Affitto a canone concordato, come funziona.
Si tratta di un contratto locazione a prezzi calmierati dove i beneficiari sono sia gli inquilini, ma anche i proprietari, che pagheranno una cedolare secca più bassa, al 10% .
Come si stabiliscono i canoni concordati.
Per prima cosa è necessario che si attivino il comune e le associazioni più rappresentative a livello locale dei proprietari e degli inquilini. Insieme devono infatti stabilire le modalità di valutazione degli immobili: il territorio comunale viene suddiviso in zone urbane omogenee, cioè delle aree aventi caratteristiche simili per valori di mercato, dotazioni infrastrutturali (trasporti pubblici, verde pubblico, servizi scolastici e sanitari), tipologie edilizie (categorie e classi). Per ogni area gli Accordi territoriali devono prevedere un valore minimo ed un valore massimo del canone considerando la categoria catastale, lo stato manutentivo dell’immobile, eventuale/i pertinenze/i, presenza di spazi comuni, dotazioni di servizi tecnici, presenza di mobilio.
Il prezzo del canone mensile concordato sarà quindi più basso di quelli di mercato, calcolato nella fascia compresa tra i minimi e i massimi individuati, viene determinato come moltiplicazione tra il valore in euro per metro-quadro, con un valore minimo/massimo per ogni area come stabilito dall’Accordo, e la metratura dell’immobile. Quanto ottenuto è il canone che va indicato nel contratto.
Nel caso in cui le parti contraenti concordino una durata superiore ai tre anni, la fascia di oscillazione dei canoni relativa alla zona ove è ubicato l’immobile subirà un aumento nei valori minimi e massimi pari al:
– 5% in caso di durata del contratto pari a quattro anni (4 + 2);
– 10% in caso di durata del contratto pari a cinque anni (5+2);
– 15% in caso di durata del contratto pari a sei anni (6+2).
Rispetto ai contratti liberi ci sono due differenze fondamentali:
– La prima è che durano meno: tre anni più due di rinnovo automatico alla prima scadenza o altri 3 previa intesa.

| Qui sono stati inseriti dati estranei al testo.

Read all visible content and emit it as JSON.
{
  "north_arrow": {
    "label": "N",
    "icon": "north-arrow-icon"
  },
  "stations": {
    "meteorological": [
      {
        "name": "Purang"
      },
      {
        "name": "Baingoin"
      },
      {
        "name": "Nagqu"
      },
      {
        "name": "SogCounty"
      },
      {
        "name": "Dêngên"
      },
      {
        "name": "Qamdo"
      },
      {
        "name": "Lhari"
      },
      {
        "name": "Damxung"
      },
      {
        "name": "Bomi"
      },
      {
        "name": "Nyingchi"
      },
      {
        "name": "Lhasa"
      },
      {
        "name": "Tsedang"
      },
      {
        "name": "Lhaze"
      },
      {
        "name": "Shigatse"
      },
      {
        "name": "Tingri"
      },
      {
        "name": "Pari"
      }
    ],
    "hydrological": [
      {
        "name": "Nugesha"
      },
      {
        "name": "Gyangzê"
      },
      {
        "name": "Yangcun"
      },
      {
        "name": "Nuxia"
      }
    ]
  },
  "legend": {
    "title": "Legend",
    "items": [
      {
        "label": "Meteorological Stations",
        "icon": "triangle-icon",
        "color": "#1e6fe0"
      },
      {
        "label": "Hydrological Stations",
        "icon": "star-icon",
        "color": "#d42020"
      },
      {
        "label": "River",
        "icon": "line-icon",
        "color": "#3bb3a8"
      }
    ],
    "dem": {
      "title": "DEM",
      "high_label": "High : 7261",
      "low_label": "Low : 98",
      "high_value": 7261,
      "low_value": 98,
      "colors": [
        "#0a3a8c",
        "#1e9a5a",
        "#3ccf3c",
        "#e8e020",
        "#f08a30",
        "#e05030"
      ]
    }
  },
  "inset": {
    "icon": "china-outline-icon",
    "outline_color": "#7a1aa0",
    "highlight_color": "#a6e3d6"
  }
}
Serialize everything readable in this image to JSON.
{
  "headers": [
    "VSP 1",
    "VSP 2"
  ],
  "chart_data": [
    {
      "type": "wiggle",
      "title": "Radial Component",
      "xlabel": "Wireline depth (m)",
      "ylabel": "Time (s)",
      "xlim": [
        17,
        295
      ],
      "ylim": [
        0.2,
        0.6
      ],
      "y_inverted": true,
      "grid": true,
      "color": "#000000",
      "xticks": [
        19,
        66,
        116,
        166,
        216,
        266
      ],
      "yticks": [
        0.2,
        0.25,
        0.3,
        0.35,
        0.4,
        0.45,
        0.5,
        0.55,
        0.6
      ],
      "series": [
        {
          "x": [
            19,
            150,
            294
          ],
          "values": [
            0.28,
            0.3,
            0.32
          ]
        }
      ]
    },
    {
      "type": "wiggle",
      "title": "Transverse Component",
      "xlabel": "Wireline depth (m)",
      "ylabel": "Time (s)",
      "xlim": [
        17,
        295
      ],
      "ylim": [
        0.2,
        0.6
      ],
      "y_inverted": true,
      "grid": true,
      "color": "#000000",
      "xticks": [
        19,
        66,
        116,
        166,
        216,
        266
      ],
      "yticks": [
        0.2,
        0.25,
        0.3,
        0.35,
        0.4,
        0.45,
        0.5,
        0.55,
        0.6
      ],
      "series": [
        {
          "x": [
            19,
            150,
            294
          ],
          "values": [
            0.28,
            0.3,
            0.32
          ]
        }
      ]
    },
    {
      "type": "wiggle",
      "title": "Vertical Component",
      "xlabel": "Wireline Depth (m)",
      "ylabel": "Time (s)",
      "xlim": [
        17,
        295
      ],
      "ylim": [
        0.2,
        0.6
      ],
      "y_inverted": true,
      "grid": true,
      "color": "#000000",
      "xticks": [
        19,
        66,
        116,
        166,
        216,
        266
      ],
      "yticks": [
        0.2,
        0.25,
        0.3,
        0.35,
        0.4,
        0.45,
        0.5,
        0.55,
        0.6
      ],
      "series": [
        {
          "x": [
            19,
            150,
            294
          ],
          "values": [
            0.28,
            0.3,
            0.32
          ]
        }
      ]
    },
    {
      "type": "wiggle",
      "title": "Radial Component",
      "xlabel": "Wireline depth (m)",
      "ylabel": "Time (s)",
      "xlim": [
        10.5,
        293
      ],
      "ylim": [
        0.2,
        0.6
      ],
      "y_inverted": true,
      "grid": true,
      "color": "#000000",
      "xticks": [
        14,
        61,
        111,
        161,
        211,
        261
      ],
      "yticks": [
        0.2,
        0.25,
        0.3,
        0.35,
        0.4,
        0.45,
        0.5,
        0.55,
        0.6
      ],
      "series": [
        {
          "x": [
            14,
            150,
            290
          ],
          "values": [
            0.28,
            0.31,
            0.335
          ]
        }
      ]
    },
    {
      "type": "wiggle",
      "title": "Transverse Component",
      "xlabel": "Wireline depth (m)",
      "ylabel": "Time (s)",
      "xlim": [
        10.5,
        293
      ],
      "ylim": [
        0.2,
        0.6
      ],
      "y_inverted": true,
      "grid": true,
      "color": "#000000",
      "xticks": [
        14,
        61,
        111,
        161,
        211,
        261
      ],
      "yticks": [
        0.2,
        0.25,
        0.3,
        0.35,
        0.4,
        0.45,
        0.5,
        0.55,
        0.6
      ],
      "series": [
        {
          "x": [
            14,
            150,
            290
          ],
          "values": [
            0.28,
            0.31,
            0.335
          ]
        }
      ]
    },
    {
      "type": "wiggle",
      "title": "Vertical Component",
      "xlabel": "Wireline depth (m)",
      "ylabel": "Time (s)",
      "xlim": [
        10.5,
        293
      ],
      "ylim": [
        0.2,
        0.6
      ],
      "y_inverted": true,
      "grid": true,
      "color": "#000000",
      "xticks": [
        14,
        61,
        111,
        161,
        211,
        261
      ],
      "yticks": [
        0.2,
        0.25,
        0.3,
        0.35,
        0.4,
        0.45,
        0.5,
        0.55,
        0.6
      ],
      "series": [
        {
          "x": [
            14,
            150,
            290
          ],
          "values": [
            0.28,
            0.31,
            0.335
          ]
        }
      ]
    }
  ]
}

– La seconda sono le agevolazioni fiscali:
Per i proprietari esistono tre interessanti sconti fiscali, più una potenziale, a seconda dei comuni
1. L’imponibile irpef (la parte del canone, cioè, che va dichiarata sul 730 o sull’unico) è del 66,5%, anziché l’85% ordinario, nel caso in cui non si scelga la cedolare secca.
2. L’imposta di registrazione (che proprietario e inquilino devono di norma pagare metà per uno) è dell’1,4% annuo sul valore del canone, anziché del 2%.
3. Per chi sceglie l’opzione della cedolare secca l’aliquota unica è ridotta dal 21% al 10%.
4. I comuni possono (non sono obbligati: consultate il vostro comune) stabilire aliquote più basse per l’imu o maggiori detrazioni. Il governo dispone che i comuni possono portare al al 4 per mille l’aliquota imu per queste abitazioni, che diversamente sarebbero soggette alla fascia compresa tra il 7,6 e il 10,6 per mille delle seconde case.
Per gli inquilini a basso reddito, inoltre, sono stabilite detrazioni fiscali sulla dichiarazione dei redditi rispettivamente di 495,80 euro (se il reddito complessivo che non supera 15.493,71 euro), e di euro 247,90 (se il reddito complessivo giunge fino a 30.987,41 euro)
Conviene dunque questo contratto? Si, sempre e quando la differenza tra il canone concordato e quello libero non sia eccessivo (fino a un 25% conviene).